You can probably handle the small differences between hashes with that.

In any case, it is good that you know that the adjustments per dpi can generate these differences and prove to cause others.
I recommend that you use the changes in the sample gist, and that you also see to disable dpi scaling.

Tell me if this solves the problem

Answer 3 · 2021-12-22T08:59:18.000Z

Hi @3dgiordano ,

First, thank you for your support.

I did the configuration you mentionned in the links related to DPI disabling and dwmexe : I have re-run my test cases and it has the same results with assertions errors.
For your information, I also use a very old citrix client (it is installed by my company policy) with a 13.4.300.10 version that date around 2012. I do not upgrade it since I fear to break the usage of other tools on my laptop.

It is not a blocker problem for me because I will simply ignore those errors : the assertion will simply timeout and continue normaly with the next steps of the scenario.

Regarding the sample code related to issuer #52, I do not use it in my jmeter scripts for now since it is quite complex.

I wanted to simply report this problem to you and if you think the citrix plugin could be improved.
If not, feel free to close it.

Answer 4 · 2021-12-22T10:50:46.000Z

Thanks @cnico

For me it is important to recognize if I can reproduce it to know what the possible problem is.
The information that you can provide me would help me to improve the plugin.

The hashes you provided, I notice they are short.

Your hash length: 30761630000017
Common hash length: 5441858075450394804047460577263589586942

Are you using a recording made with an old version of the plugin?
What version of the plugin are you using?

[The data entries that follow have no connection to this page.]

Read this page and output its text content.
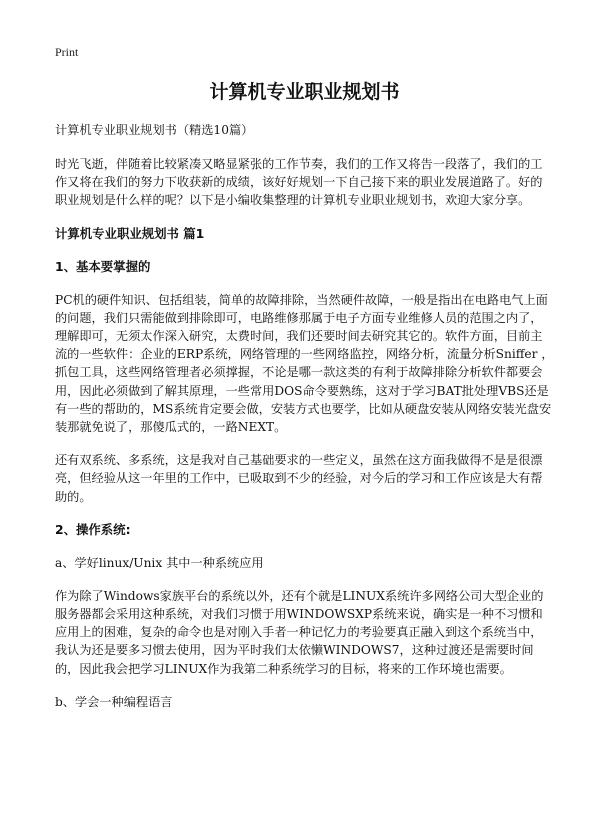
Print
计算机专业职业规划书

计算机专业职业规划书（精选10篇）

时光飞逝，伴随着比较紧凑又略显紧张的工作节奏，我们的工作又将告一段落了，我们的工作又将在我们的努力下收获新的成绩，该好好规划一下自己接下来的职业发展道路了。好的职业规划是什么样的呢？以下是小编收集整理的计算机专业职业规划书，欢迎大家分享。

计算机专业职业规划书 篇1

1、基本要掌握的

PC机的硬件知识、包括组装，简单的故障排除，当然硬件故障，一般是指出在电路电气上面的问题，我们只需能做到排除即可，电路维修那属于电子方面专业维修人员的范围之内了，理解即可，无须太作深入研究，太费时间，我们还要时间去研究其它的。软件方面，目前主流的一些软件：企业的ERP系统，网络管理的一些网络监控，网络分析，流量分析Sniffer ，抓包工具，这些网络管理者必须撑握，不论是哪一款这类的有利于故障排除分析软件都要会用，因此必须做到了解其原理，一些常用DOS命令要熟练，这对于学习BAT批处理VBS还是有一些的帮助的，MS系统肯定要会做，安装方式也要学，比如从硬盘安装从网络安装光盘安装那就免说了，那傻瓜式的，一路NEXT。

还有双系统、多系统，这是我对自己基础要求的一些定义，虽然在这方面我做得不是是很漂亮，但经验从这一年里的工作中，已吸取到不少的经验，对今后的学习和工作应该是大有帮助的。

2、操作系统:

a、学好linux/Unix 其中一种系统应用

作为除了Windows家族平台的系统以外，还有个就是LINUX系统许多网络公司大型企业的服务器都会采用这种系统，对我们习惯于用WINDOWSXP系统来说，确实是一种不习惯和应用上的困难，复杂的命令也是对刚入手者一种记忆力的考验要真正融入到这个系统当中，我认为还是要多习惯去使用，因为平时我们太依懒WINDOWS7，这种过渡还是需要时间的，因此我会把学习LINUX作为我第二种系统学习的目标，将来的工作环境也需要。

b、学会一种编程语言
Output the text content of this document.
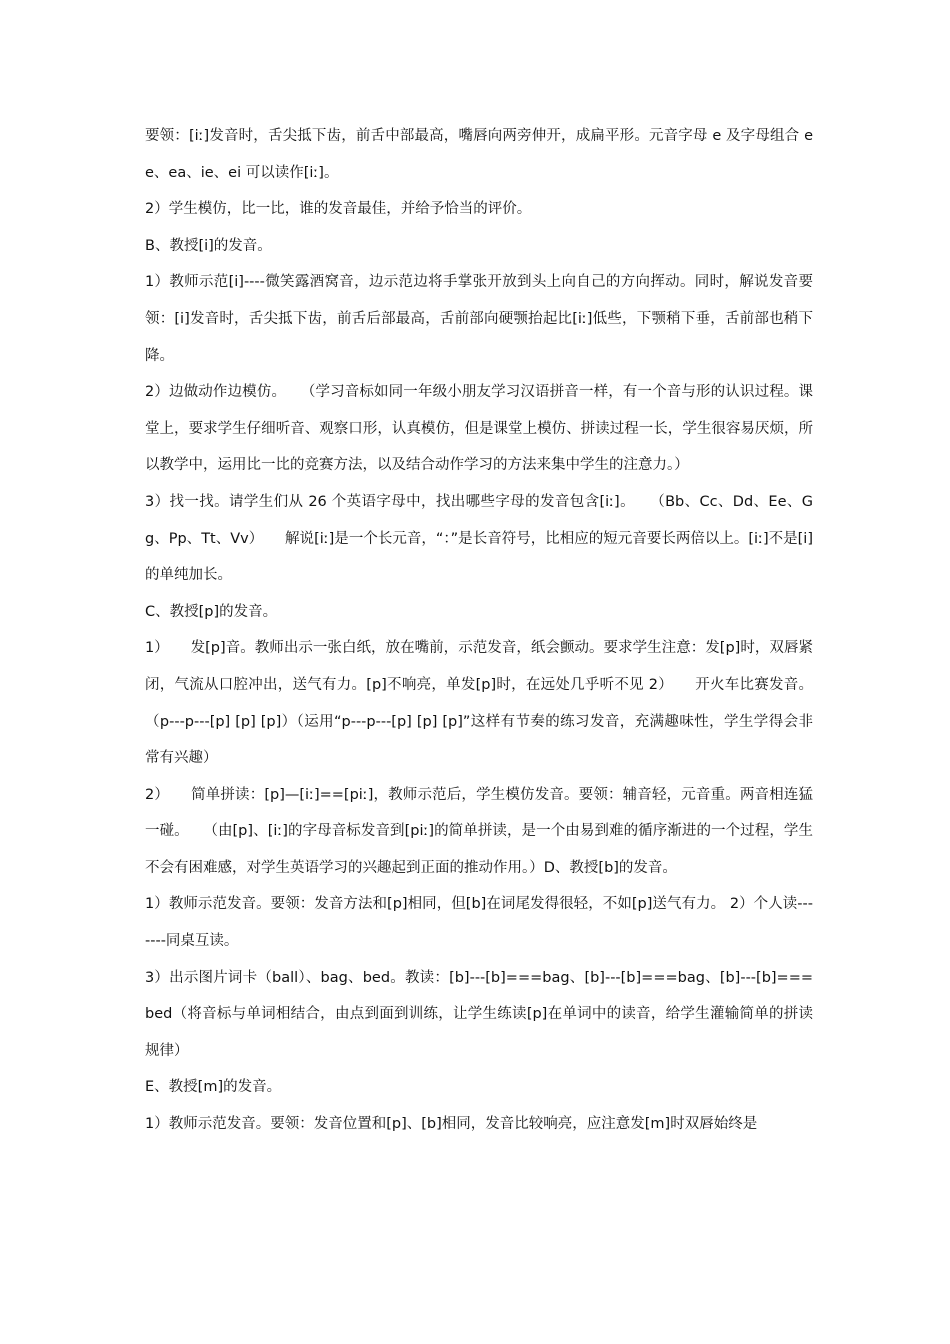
要领：[iː]发音时，舌尖抵下齿，前舌中部最高，嘴唇向两旁伸开，成扁平形。元音字母 e 及字母组合 ee、ea、ie、ei 可以读作[iː]。

2）学生模仿，比一比，谁的发音最佳，并给予恰当的评价。

B、教授[i]的发音。

1）教师示范[i]----微笑露酒窝音，边示范边将手掌张开放到头上向自己的方向挥动。同时，解说发音要领：[i]发音时，舌尖抵下齿，前舌后部最高，舌前部向硬颚抬起比[iː]低些，下颚稍下垂，舌前部也稍下降。

2）边做动作边模仿。　　（学习音标如同一年级小朋友学习汉语拼音一样，有一个音与形的认识过程。课堂上，要求学生仔细听音、观察口形，认真模仿，但是课堂上模仿、拼读过程一长，学生很容易厌烦，所以教学中，运用比一比的竞赛方法，以及结合动作学习的方法来集中学生的注意力。）

3）找一找。请学生们从 26 个英语字母中，找出哪些字母的发音包含[iː]。　　（Bb、Cc、Dd、Ee、Gg、Pp、Tt、Vv）　　解说[iː]是一个长元音，“：”是长音符号，比相应的短元音要长两倍以上。[iː]不是[i]的单纯加长。

C、教授[p]的发音。

1）　　发[p]音。教师出示一张白纸，放在嘴前，示范发音，纸会颤动。要求学生注意：发[p]时，双唇紧闭，气流从口腔冲出，送气有力。[p]不响亮，单发[p]时，在远处几乎听不见 2）　　开火车比赛发音。（p---p---[p] [p] [p]）（运用“p---p---[p] [p] [p]”这样有节奏的练习发音，充满趣味性，学生学得会非常有兴趣）

2）　　简单拼读：[p]—[iː]==[piː]，教师示范后，学生模仿发音。要领：辅音轻，元音重。两音相连猛一碰。　　（由[p]、[iː]的字母音标发音到[piː]的简单拼读，是一个由易到难的循序渐进的一个过程，学生不会有困难感，对学生英语学习的兴趣起到正面的推动作用。）D、教授[b]的发音。

1）教师示范发音。要领：发音方法和[p]相同，但[b]在词尾发得很轻，不如[p]送气有力。 2）个人读-------同桌互读。

3）出示图片词卡（ball）、bag、bed。教读：[b]---[b]===bag、[b]---[b]===bag、[b]---[b]===bed（将音标与单词相结合，由点到面到训练，让学生练读[p]在单词中的读音，给学生灌输简单的拼读规律）

E、教授[m]的发音。

1）教师示范发音。要领：发音位置和[p]、[b]相同，发音比较响亮，应注意发[m]时双唇始终是
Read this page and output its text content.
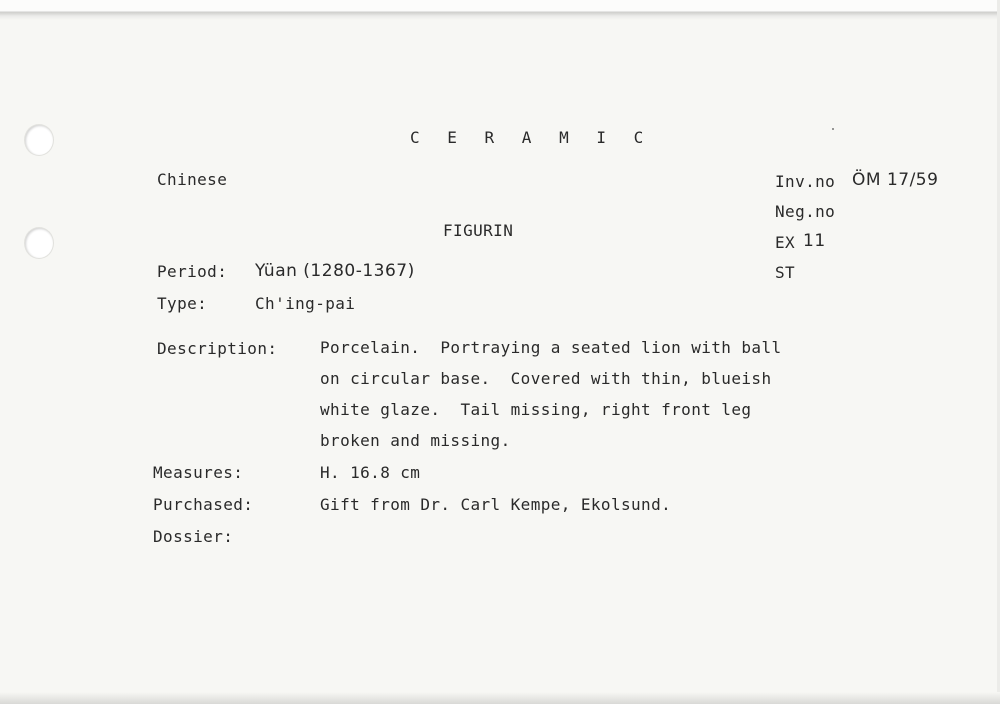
C E R A M I C
Chinese
FIGURIN
Inv.no ÖM 17/59
Neg.no
EX 11
ST
Period: Yüan (1280-1367)
Type:	Ch'ing-pai
Description:	Porcelain.  Portraying a seated lion with ball
on circular base.  Covered with thin, blueish
white glaze.  Tail missing, right front leg
broken and missing.
Measures:	H. 16.8 cm
Purchased:	Gift from Dr. Carl Kempe, Ekolsund.
Dossier:
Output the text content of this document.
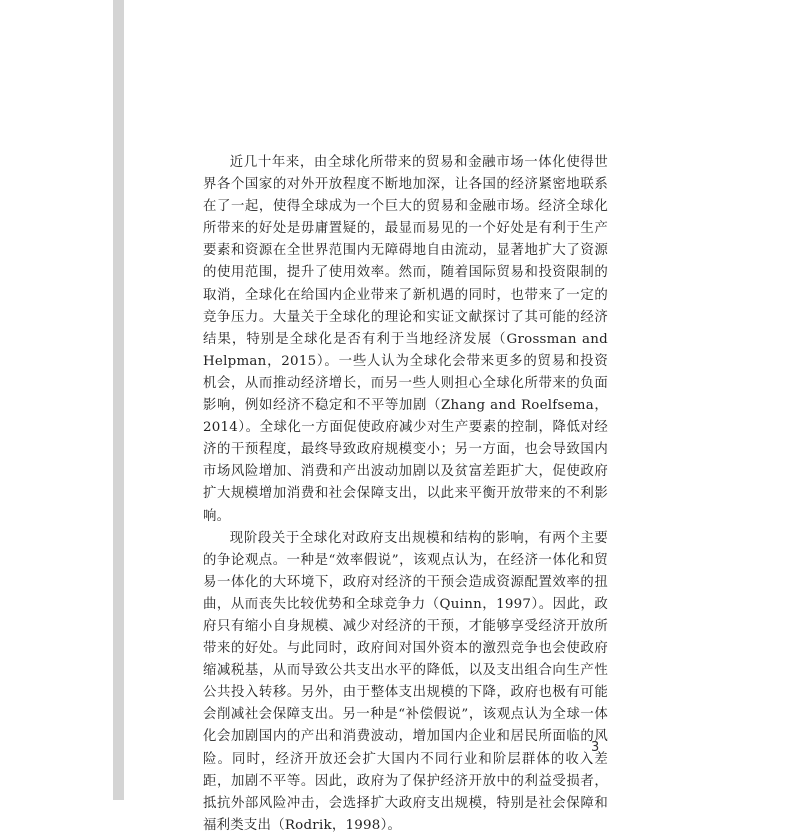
近几十年来，由全球化所带来的贸易和金融市场一体化使得世界各个国家的对外开放程度不断地加深，让各国的经济紧密地联系在了一起，使得全球成为一个巨大的贸易和金融市场。经济全球化所带来的好处是毋庸置疑的，最显而易见的一个好处是有利于生产要素和资源在全世界范围内无障碍地自由流动，显著地扩大了资源的使用范围，提升了使用效率。然而，随着国际贸易和投资限制的取消，全球化在给国内企业带来了新机遇的同时，也带来了一定的竞争压力。大量关于全球化的理论和实证文献探讨了其可能的经济结果，特别是全球化是否有利于当地经济发展（Grossman and Helpman，2015）。一些人认为全球化会带来更多的贸易和投资机会，从而推动经济增长，而另一些人则担心全球化所带来的负面影响，例如经济不稳定和不平等加剧（Zhang and Roelfsema，2014）。全球化一方面促使政府减少对生产要素的控制，降低对经济的干预程度，最终导致政府规模变小；另一方面，也会导致国内市场风险增加、消费和产出波动加剧以及贫富差距扩大，促使政府扩大规模增加消费和社会保障支出，以此来平衡开放带来的不利影响。

现阶段关于全球化对政府支出规模和结构的影响，有两个主要的争论观点。一种是“效率假说”，该观点认为，在经济一体化和贸易一体化的大环境下，政府对经济的干预会造成资源配置效率的扭曲，从而丧失比较优势和全球竞争力（Quinn，1997）。因此，政府只有缩小自身规模、减少对经济的干预，才能够享受经济开放所带来的好处。与此同时，政府间对国外资本的激烈竞争也会使政府缩减税基，从而导致公共支出水平的降低，以及支出组合向生产性公共投入转移。另外，由于整体支出规模的下降，政府也极有可能会削减社会保障支出。另一种是“补偿假说”，该观点认为全球一体化会加剧国内的产出和消费波动，增加国内企业和居民所面临的风险。同时，经济开放还会扩大国内不同行业和阶层群体的收入差距，加剧不平等。因此，政府为了保护经济开放中的利益受损者，抵抗外部风险冲击，会选择扩大政府支出规模，特别是社会保障和福利类支出（Rodrik，1998）。

3
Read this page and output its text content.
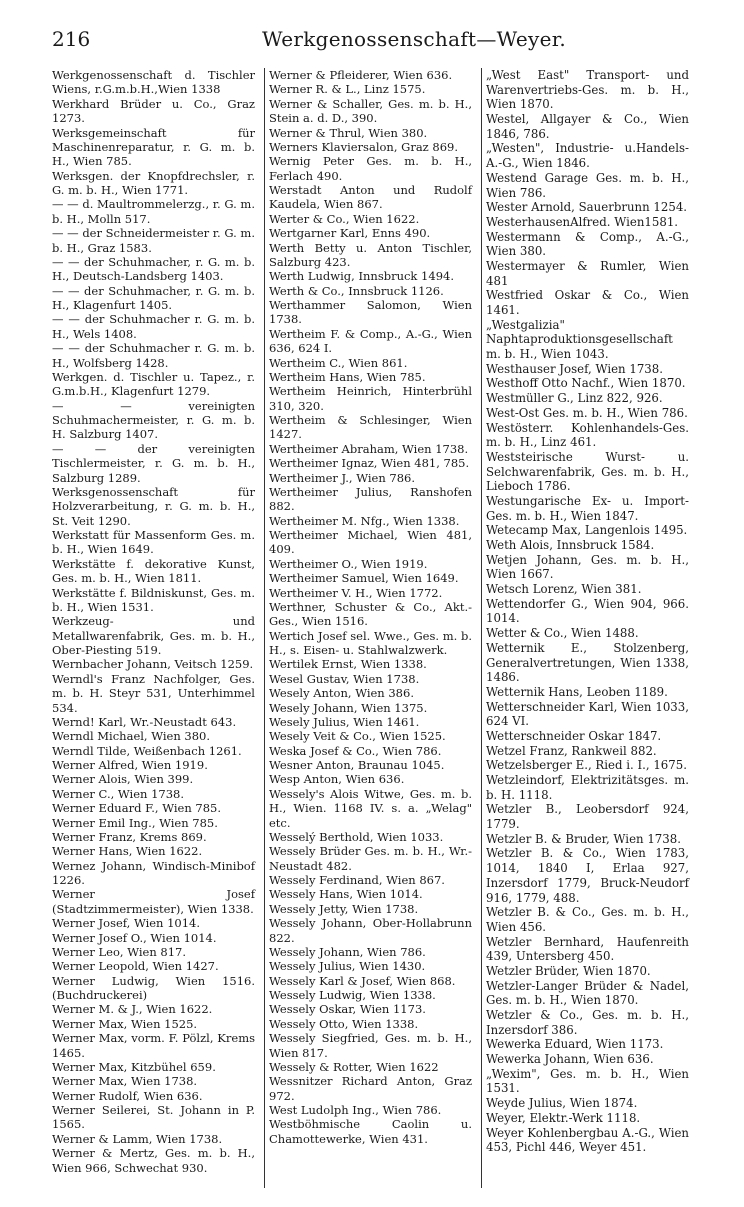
216	Werkgenossenschaft—Weyer.

Werkgenossenschaft d. Tischler Wiens, r.G.m.b.H.,Wien 1338

Werkhard Brüder u. Co., Graz 1273.

Werksgemeinschaft für Maschinenreparatur, r. G. m. b. H., Wien 785.

Werksgen. der Knopfdrechsler, r. G. m. b. H., Wien 1771.

— — d. Maultrommelerzg., r. G. m. b. H., Molln 517.

— — der Schneidermeister r. G. m. b. H., Graz 1583.

— — der Schuhmacher, r. G. m. b. H., Deutsch-Landsberg 1403.

— — der Schuhmacher, r. G. m. b. H., Klagenfurt 1405.

— — der Schuhmacher r. G. m. b. H., Wels 1408.

— — der Schuhmacher r. G. m. b. H., Wolfsberg 1428.

Werkgen. d. Tischler u. Tapez., r. G.m.b.H., Klagenfurt 1279.

— — vereinigten Schuhmachermeister, r. G. m. b. H. Salzburg 1407.

— — der vereinigten Tischlermeister, r. G. m. b. H., Salzburg 1289.

Werksgenossenschaft für Holzverarbeitung, r. G. m. b. H., St. Veit 1290.

Werkstatt für Massenform Ges. m. b. H., Wien 1649.

Werkstätte f. dekorative Kunst, Ges. m. b. H., Wien 1811.

Werkstätte f. Bildniskunst, Ges. m. b. H., Wien 1531.

Werkzeug- und Metallwarenfabrik, Ges. m. b. H., Ober-Piesting 519.

Wernbacher Johann, Veitsch 1259.

Werndl's Franz Nachfolger, Ges. m. b. H. Steyr 531, Unterhimmel 534.

Wernd! Karl, Wr.-Neustadt 643.

Werndl Michael, Wien 380.

Werndl Tilde, Weißenbach 1261.

Werner Alfred, Wien 1919.

Werner Alois, Wien 399.

Werner C., Wien 1738.

Werner Eduard F., Wien 785.

Werner Emil Ing., Wien 785.

Werner Franz, Krems 869.

Werner Hans, Wien 1622.

Wernez Johann, Windisch-Minibof 1226.

Werner Josef (Stadtzimmermeister), Wien 1338.

Werner Josef, Wien 1014.

Werner Josef O., Wien 1014.

Werner Leo, Wien 817.

Werner Leopold, Wien 1427.

Werner Ludwig, Wien 1516. (Buchdruckerei)

Werner M. & J., Wien 1622.

Werner Max, Wien 1525.

Werner Max, vorm. F. Pölzl, Krems 1465.

Werner Max, Kitzbühel 659.

Werner Max, Wien 1738.

Werner Rudolf, Wien 636.

Werner Seilerei, St. Johann in P. 1565.

Werner & Lamm, Wien 1738.

Werner & Mertz, Ges. m. b. H., Wien 966, Schwechat 930.

Werner & Pfleiderer, Wien 636.

Werner R. & L., Linz 1575.

Werner & Schaller, Ges. m. b. H., Stein a. d. D., 390.

Werner & Thrul, Wien 380.

Werners Klaviersalon, Graz 869.

Wernig Peter Ges. m. b. H., Ferlach 490.

Werstadt Anton und Rudolf Kaudela, Wien 867.

Werter & Co., Wien 1622.

Wertgarner Karl, Enns 490.

Werth Betty u. Anton Tischler, Salzburg 423.

Werth Ludwig, Innsbruck 1494.

Werth & Co., Innsbruck 1126.

Werthammer Salomon, Wien 1738.

Wertheim F. & Comp., A.-G., Wien 636, 624 I.

Wertheim C., Wien 861.

Wertheim Hans, Wien 785.

Wertheim Heinrich, Hinterbrühl 310, 320.

Wertheim & Schlesinger, Wien 1427.

Wertheimer Abraham, Wien 1738.

Wertheimer Ignaz, Wien 481, 785.

Wertheimer J., Wien 786.

Wertheimer Julius, Ranshofen 882.

Wertheimer M. Nfg., Wien 1338.

Wertheimer Michael, Wien 481, 409.

Wertheimer O., Wien 1919.

Wertheimer Samuel, Wien 1649.

Wertheimer V. H., Wien 1772.

Werthner, Schuster & Co., Akt.-Ges., Wien 1516.

Wertich Josef sel. Wwe., Ges. m. b. H., s. Eisen- u. Stahlwalzwerk.

Wertilek Ernst, Wien 1338.

Wesel Gustav, Wien 1738.

Wesely Anton, Wien 386.

Wesely Johann, Wien 1375.

Wesely Julius, Wien 1461.

Wesely Veit & Co., Wien 1525.

Weska Josef & Co., Wien 786.

Wesner Anton, Braunau 1045.

Wesp Anton, Wien 636.

Wessely's Alois Witwe, Ges. m. b. H., Wien. 1168 IV. s. a. „Welag" etc.

Wesselý Berthold, Wien 1033.

Wessely Brüder Ges. m. b. H., Wr.-Neustadt 482.

Wessely Ferdinand, Wien 867.

Wessely Hans, Wien 1014.

Wessely Jetty, Wien 1738.

Wessely Johann, Ober-Hollabrunn 822.

Wessely Johann, Wien 786.

Wessely Julius, Wien 1430.

Wessely Karl & Josef, Wien 868.

Wessely Ludwig, Wien 1338.

Wessely Oskar, Wien 1173.

Wessely Otto, Wien 1338.

Wessely Siegfried, Ges. m. b. H., Wien 817.

Wessely & Rotter, Wien 1622

Wessnitzer Richard Anton, Graz 972.

West Ludolph Ing., Wien 786.

Westböhmische Caolin u. Chamottewerke, Wien 431.

„West East" Transport- und Warenvertriebs-Ges. m. b. H., Wien 1870.

Westel, Allgayer & Co., Wien 1846, 786.

„Westen", Industrie- u.Handels-A.-G., Wien 1846.

Westend Garage Ges. m. b. H., Wien 786.

Wester Arnold, Sauerbrunn 1254.

WesterhausenAlfred. Wien1581.

Westermann & Comp., A.-G., Wien 380.

Westermayer & Rumler, Wien 481

Westfried Oskar & Co., Wien 1461.

„Westgalizia" Naphtaproduktionsgesellschaft m. b. H., Wien 1043.

Westhauser Josef, Wien 1738.

Westhoff Otto Nachf., Wien 1870.

Westmüller G., Linz 822, 926.

West-Ost Ges. m. b. H., Wien 786.

Westösterr. Kohlenhandels-Ges. m. b. H., Linz 461.

Weststeirische Wurst- u. Selchwarenfabrik, Ges. m. b. H., Lieboch 1786.

Westungarische Ex- u. Import-Ges. m. b. H., Wien 1847.

Wetecamp Max, Langenlois 1495.

Weth Alois, Innsbruck 1584.

Wetjen Johann, Ges. m. b. H., Wien 1667.

Wetsch Lorenz, Wien 381.

Wettendorfer G., Wien 904, 966. 1014.

Wetter & Co., Wien 1488.

Wetternik E., Stolzenberg, Generalvertretungen, Wien 1338, 1486.

Wetternik Hans, Leoben 1189.

Wetterschneider Karl, Wien 1033, 624 VI.

Wetterschneider Oskar 1847.

Wetzel Franz, Rankweil 882.

Wetzelsberger E., Ried i. I., 1675.

Wetzleindorf, Elektrizitätsges. m. b. H. 1118.

Wetzler B., Leobersdorf 924, 1779.

Wetzler B. & Bruder, Wien 1738.

Wetzler B. & Co., Wien 1783, 1014, 1840 I, Erlaa 927, Inzersdorf 1779, Bruck-Neudorf 916, 1779, 488.

Wetzler B. & Co., Ges. m. b. H., Wien 456.

Wetzler Bernhard, Haufenreith 439, Untersberg 450.

Wetzler Brüder, Wien 1870.

Wetzler-Langer Brüder & Nadel, Ges. m. b. H., Wien 1870.

Wetzler & Co., Ges. m. b. H., Inzersdorf 386.

Wewerka Eduard, Wien 1173.

Wewerka Johann, Wien 636.

„Wexim", Ges. m. b. H., Wien 1531.

Weyde Julius, Wien 1874.

Weyer, Elektr.-Werk 1118.

Weyer Kohlenbergbau A.-G., Wien 453, Pichl 446, Weyer 451.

An old version of the plugin used very short hashes with low precision and no bit difference support that prevented it from working correctly.
Since the plugin tries to keep the operation of what was recorded by old versions, it detects when a hash is from the legacy version and uses the legacy code to compare it, which has flaws, but maintains the behavior with which it was recorded.

To migrate that recorded with a legacy version, simply changing the hash that compares with one of the new length, if you look at the result you get in the comparison of which one would expect, you can take it as a reference to update it.

That way you stop using the hash of the old algorithm and start using the hash of the new versions.
The hash of the new versions is not only more precise but it is also more robust in the face of slight differences in the images, a product of the image compression mechanism carried out by Citrix.

Tell me if that jmx or those recorded fragments are from an old version and which version of the plugin you are using.

Answer 5 · 2021-12-22T17:54:37.000Z

I started the project in october and I use the latest version of the citrix plugin : 0.7.4.

The numbers I gave you are not hashes values but text value to be recognized by the OCR engine. The images are the actual part of the application screen taken from the citrix interaction's view result tree.

Answer 6 · 2021-12-22T18:19:44.000Z

I have a look at the citrix plugin implementation and found it is based for ocr engine on tess4j with the tesseract implementation.
I saw that tess4j version used in the pom.xml and tesseract dll version could be upgraded to 5.0.0. I do not know if it would improve the result...

Answer 7 · 2021-12-22T19:25:48.000Z

Thanks @cnico

You clarified the situation around the OCR bug behind Tesseract further for me.

Sorry for my confusion, I was following the same line of the other issue.

Now having the problem clear I can try to see if it is possible to improve Tesseract's prediction when the number has multiple zeros.

Thanks for reporting the problem.

Answer 8 · 2022-12-06T19:53:15.000Z

A few versions ago we updated Tesseract to the latest version.
Investigating the issue further, we found that it is a very common error in OCR routines and it is not something easy to manage.
Tesseract owns the problem and possible solutions go to particular implementations to support detection of that particular source.
Currently there is no solution to the problem that is feasible to implement in the plugin.